La veille, le vendredi 3, j’ai compris que tout pouvait se terminer très mal. Le Conseil constitutionnel venait de proclamer les résultats, et me désigner comme vainqueur de l’élection. J’ai reçu le jour même un coup de fil de Sarko.

Il était furieux:  » Il ne fallait pas que le Conseil constitutionnel fasse ça, non, non, il ne fallait pas ! »

C’est la démarche d’un fou, pas celle d’un chef d’Etat. Comment peut-on se permettre aujourd’hui, au XXIe siècle, d’appeler un autre chef d’Etat pour lui dire une chose pareille ? C’est à ce moment précis, quand j’ai raccroché, que j’ai eu le sentiment que tout pouvait déraper.
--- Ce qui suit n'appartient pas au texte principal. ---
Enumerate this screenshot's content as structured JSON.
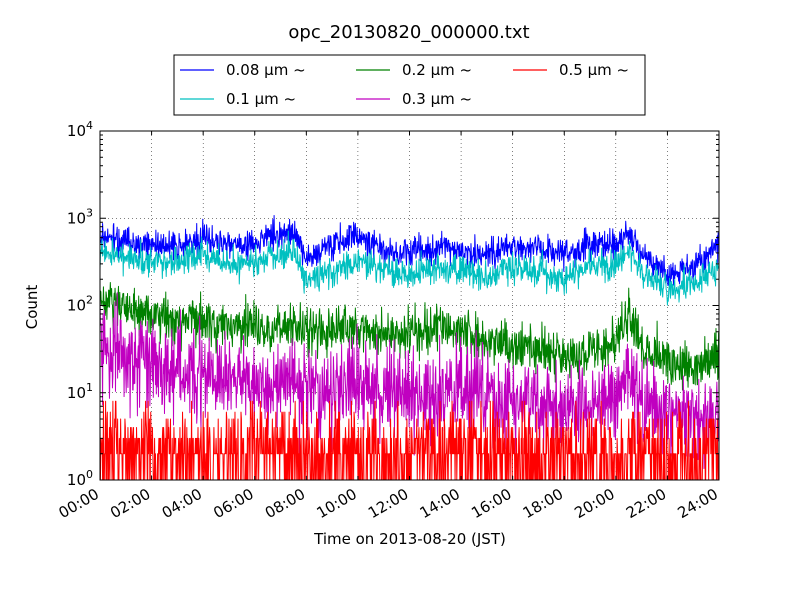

Je sais que les institutions des pays africains, ils s’en fichent ! Il ne ne s’agit après tout ce que de mettre leur homme sur le trône… mais s’asseoir sur le Conseil constitutionnel d’un pays souverain dont la Constitution est calquée sur celle de la France, avec autant de culot, comme ça, par téléphone, c’est une mauvaise blague. Ce n’est pas un chef d’Etat que j’ai eu au téléphone…

Quand j’ai demandé à Jean-Christophe Notin, proche des milieux officiels français de l’époque, à défaut d’être un grand connaisseur de l’Afrique, pourquoi on n’avait pas respecté la décision du Conseil constitutionnel, il m’a répondu : » Pour Paris, c’était un Conseil constitutionnel fantoche.
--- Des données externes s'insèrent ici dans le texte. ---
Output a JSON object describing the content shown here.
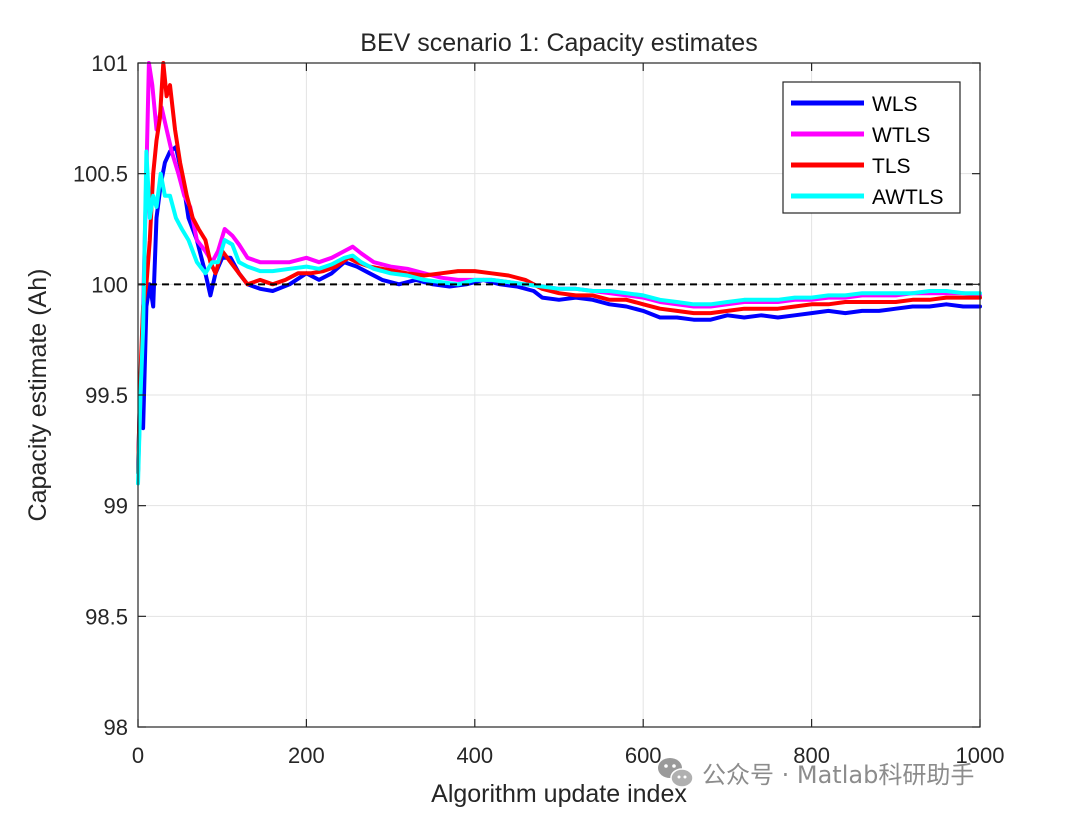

 » Précisant qu’il fonctionnait exactement comme le conseil constitutionnel français, je glisse :  » Par fantoche, vous voulez dire nègre ?  » Silence gêné.(…).

Le samedi, juste avant mon départ pour le palais, où doit se dérouler la prestation de serment devant le Conseil constitutionnel, mon chef du protocole vient me dire qu’un message nous est parvenu indiquant que Nicolas Sarkozy a demandé que l’on s’oppose physiquement à cette investiture.

J’ai décidé d’y aller quand même. Il agit comme voyou, me suis-je dit, je n’ai pas en tenir compte. C’était du bluff, ou un avertissement…

Le lundi 6 décembre, nous avons formé le gouvernement, un gouvernement de technocrates, et nous avons commencé à travailler. La France nous avait coupé les robinets de la BCEAO, en espérant que nous ne pourrions pas payer les salaires des fonctionnaires et honorer les factures de l’Etat, ce qui aurait eu pour effet de dresser la population contre nous.

Sarkozy m’a intimé l’ordre de partir dans un discours fait à Bruxelles, sur un ton proche de casse-toi de là, pauvre c., plus tôt que dans le langage maîtrisé d’un chef d’Etat.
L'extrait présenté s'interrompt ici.